Performance through perspective: Shifting how people see the world is the fastest way to shift results.

Mastery without ego: Top five percent performers ask more questions, not fewer.

This isn’t just about customer conversations. It’s about how teams talk to each other every day—and how often ego shuts down understanding.

A culture of active listening is a culture where people lean in, stay curious, and refuse to move on until they truly understand. That’s where trust deepens, execution improves, and performance accelerates.

If you want a workplace where people don’t just hear—but actually get it—this message is essential.

Watch now.

How can a business foster a culture of active listening in the workplace?

Most people think that they’re a pretty good listener because they’re seeing it through their own filter.
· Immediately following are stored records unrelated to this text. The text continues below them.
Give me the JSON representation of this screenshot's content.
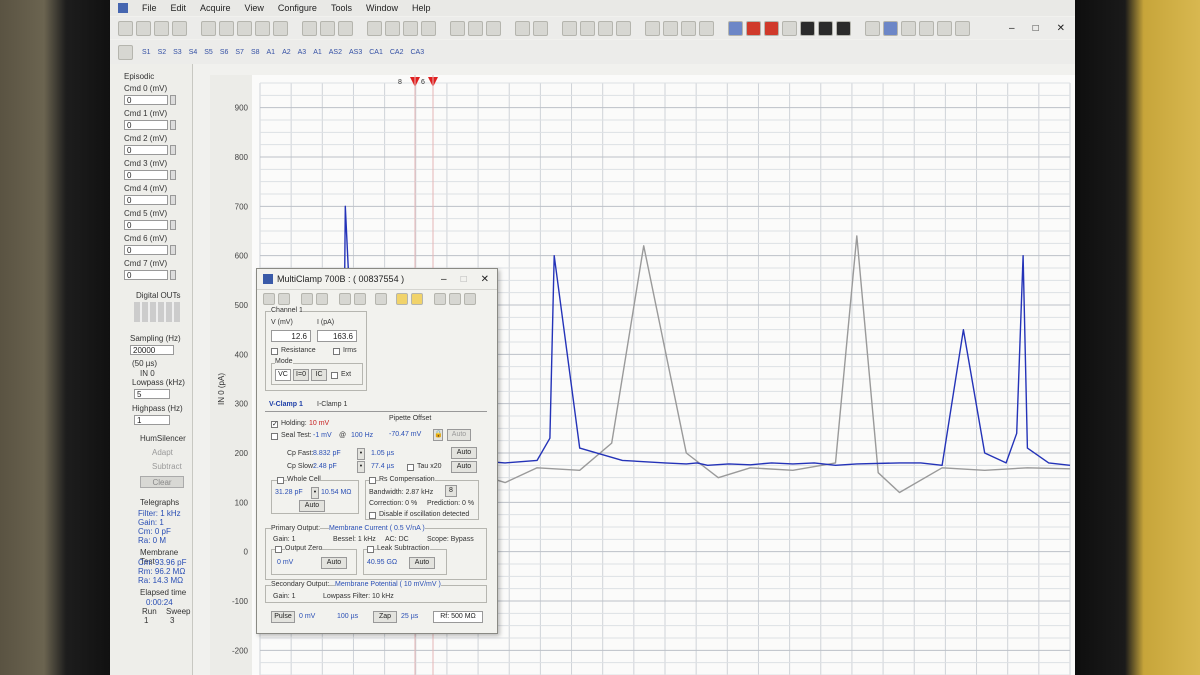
{
  "menu": [
    "File",
    "Edit",
    "Acquire",
    "View",
    "Configure",
    "Tools",
    "Window",
    "Help"
  ],
  "signals": [
    "S1",
    "S2",
    "S3",
    "S4",
    "S5",
    "S6",
    "S7",
    "S8",
    "A1",
    "A2",
    "A3",
    "A1",
    "AS2",
    "AS3",
    "CA1",
    "CA2",
    "CA3"
  ],
  "sidebar": {
    "episodic": "Episodic",
    "cmds": [
      {
        "label": "Cmd 0 (mV)",
        "value": "0"
      },
      {
        "label": "Cmd 1 (mV)",
        "value": "0"
      },
      {
        "label": "Cmd 2 (mV)",
        "value": "0"
      },
      {
        "label": "Cmd 3 (mV)",
        "value": "0"
      },
      {
        "label": "Cmd 4 (mV)",
        "value": "0"
      },
      {
        "label": "Cmd 5 (mV)",
        "value": "0"
      },
      {
        "label": "Cmd 6 (mV)",
        "value": "0"
      },
      {
        "label": "Cmd 7 (mV)",
        "value": "0"
      }
    ],
    "digital_outs": "Digital OUTs",
    "sampling_label": "Sampling (Hz)",
    "sampling_value": "20000",
    "sampling_period": "(50 µs)",
    "in0": "IN 0",
    "lowpass_label": "Lowpass (kHz)",
    "lowpass_value": "5",
    "highpass_label": "Highpass (Hz)",
    "highpass_value": "1",
    "humsilencer": "HumSilencer",
    "adapt": "Adapt",
    "subtract": "Subtract",
    "clear": "Clear",
    "telegraphs": "Telegraphs",
    "telegraph_lines": [
      "Filter: 1 kHz",
      "Gain: 1",
      "Cm: 0 pF",
      "Ra: 0 M"
    ],
    "membrane_test": "Membrane Test",
    "mt_lines": [
      "Cm: 93.96 pF",
      "Rm: 96.2 MΩ",
      "Ra: 14.3 MΩ"
    ],
    "elapsed_label": "Elapsed time",
    "elapsed_value": "0:00:24",
    "run_label": "Run",
    "sweep_label": "Sweep",
    "run_value": "1",
    "sweep_value": "3"
  },
  "plot": {
    "y_ticks": [
      "900",
      "800",
      "700",
      "600",
      "500",
      "400",
      "300",
      "200",
      "100",
      "0",
      "-100",
      "-200"
    ],
    "channel_label": "IN 0 (pA)",
    "cursor_labels": [
      "8",
      "6"
    ]
  },
  "chart_data": {
    "type": "line",
    "ylabel": "IN 0 (pA)",
    "ylim": [
      -250,
      950
    ],
    "series": [
      {
        "values_description_free": true,
        "color": "#2433b8",
        "x": [
          0,
          20,
          40,
          60,
          70,
          78,
          80,
          90,
          110,
          140,
          160,
          175,
          178,
          182,
          200,
          230,
          260,
          272,
          276,
          300,
          340,
          380,
          400,
          410,
          420,
          440,
          460,
          480,
          500,
          520,
          540,
          560,
          600,
          620,
          640,
          660,
          680,
          700,
          710,
          716,
          720,
          740,
          760
        ],
        "values": [
          180,
          175,
          178,
          172,
          175,
          200,
          700,
          250,
          190,
          180,
          175,
          200,
          560,
          200,
          185,
          180,
          185,
          230,
          600,
          210,
          185,
          180,
          178,
          180,
          175,
          178,
          176,
          180,
          178,
          180,
          175,
          178,
          180,
          180,
          175,
          450,
          200,
          180,
          240,
          600,
          210,
          180,
          175
        ]
      },
      {
        "color": "#9a9a9a",
        "x": [
          0,
          40,
          80,
          120,
          160,
          200,
          230,
          260,
          300,
          330,
          360,
          400,
          430,
          460,
          500,
          540,
          560,
          580,
          600,
          640,
          680,
          720,
          760
        ],
        "values": [
          170,
          168,
          172,
          160,
          165,
          160,
          140,
          170,
          165,
          220,
          620,
          200,
          150,
          170,
          165,
          180,
          640,
          160,
          120,
          170,
          165,
          170,
          168
        ]
      }
    ]
  },
  "dialog": {
    "title": "MultiClamp 700B : ( 00837554 )",
    "channel": "Channel 1",
    "v_label": "V (mV)",
    "i_label": "I (pA)",
    "v_value": "12.6",
    "i_value": "163.6",
    "resistance": "Resistance",
    "irms": "Irms",
    "mode": "Mode",
    "modes": [
      "VC",
      "I=0",
      "IC",
      "Ext"
    ],
    "tabs": [
      "V-Clamp 1",
      "I-Clamp 1"
    ],
    "holding_label": "Holding:",
    "holding_value": "10 mV",
    "seal_label": "Seal Test:",
    "seal_value": "-1 mV",
    "seal_at": "@",
    "seal_freq": "100 Hz",
    "pipette_offset": "Pipette Offset",
    "pipette_value": "-70.47 mV",
    "auto": "Auto",
    "cp_fast_label": "Cp Fast:",
    "cp_fast_pf": "8.832 pF",
    "cp_fast_us": "1.05 µs",
    "cp_slow_label": "Cp Slow:",
    "cp_slow_pf": "2.48 pF",
    "cp_slow_us": "77.4 µs",
    "tau": "Tau x20",
    "whole_cell": "Whole Cell",
    "wc_pf": "31.28 pF",
    "wc_mohm": "10.54 MΩ",
    "rs_comp": "Rs Compensation",
    "bandwidth": "Bandwidth: 2.87 kHz",
    "correction": "Correction: 0 %",
    "prediction": "Prediction: 0 %",
    "disable_osc": "Disable if oscillation detected",
    "primary": "Primary Output:",
    "primary_val": "Membrane Current ( 0.5 V/nA )",
    "gain1": "Gain: 1",
    "bessel": "Bessel: 1 kHz",
    "ac": "AC: DC",
    "scope": "Scope: Bypass",
    "output_zero": "Output Zero",
    "oz_val": "0 mV",
    "leak_sub": "Leak Subtraction",
    "leak_val": "40.95 GΩ",
    "secondary": "Secondary Output:",
    "secondary_val": "Membrane Potential ( 10 mV/mV )",
    "gain2": "Gain: 1",
    "lowpass2": "Lowpass Filter: 10 kHz",
    "pulse": "Pulse",
    "pulse_mv": "0 mV",
    "pulse_us": "100 µs",
    "zap": "Zap",
    "zap_us": "25 µs",
    "rf": "Rf: 500 MΩ"
  }
}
But most people also think the people around them are not very good listeners, right?

So when I’m teaching trusted advisors how to be trusted advisors, one of the things I teach them is that it’s the questions you ask—the Socratic questions that get to the soul of the situation—that unleash authenticity, unleash real answers, and help you understand where the blockage is. But it’s not just that you know how to ask the questions; it’s that you know how to be an authentic listener who is actively understanding the words and knows how to dissect that and take the answer further.

Usually, the best answer comes in about the third level of that. But most people move on to the next question because they think their job is to ask a few surface-level questions, check the boxes, and say it’s done.

It’s not just in the communications we have with our customers. It’s in the communications we have with each other as well.

Because people are not asking good clarifying questions and not really engaging as listeners to say, “Hang on a second, I need to hear that,” problems ensue.

I went through an ontological coaching certification years ago, which is about coaching people on how to be—how to shift their worldview—because the only way to really shift people’s performance is to have them see the world in a different way.

As the instructor was teaching, this was all new to me. She would teach something, and I would raise my hand and ask a question. She would answer the question. Then I’d raise my hand again and ask another question. She would teach something else, and I’d raise my hand and ask another question.

I remember looking around and thinking there are people here who are twenty years old. I know they don’t know the answer.

And the problem is that their ego won’t let them ask the question.

You cannot be a master. You cannot be a top five percenter unless you wholly understand everything about how to do something. And the only way to get that understanding is to make sure you can replicate the result—to fully get whatever you’re Discovering to happen.

And the only way through that is to ask a lot of great questions. That requires that you lean in and actively listen to what is being said through the lens of, “Can I do this correctly?”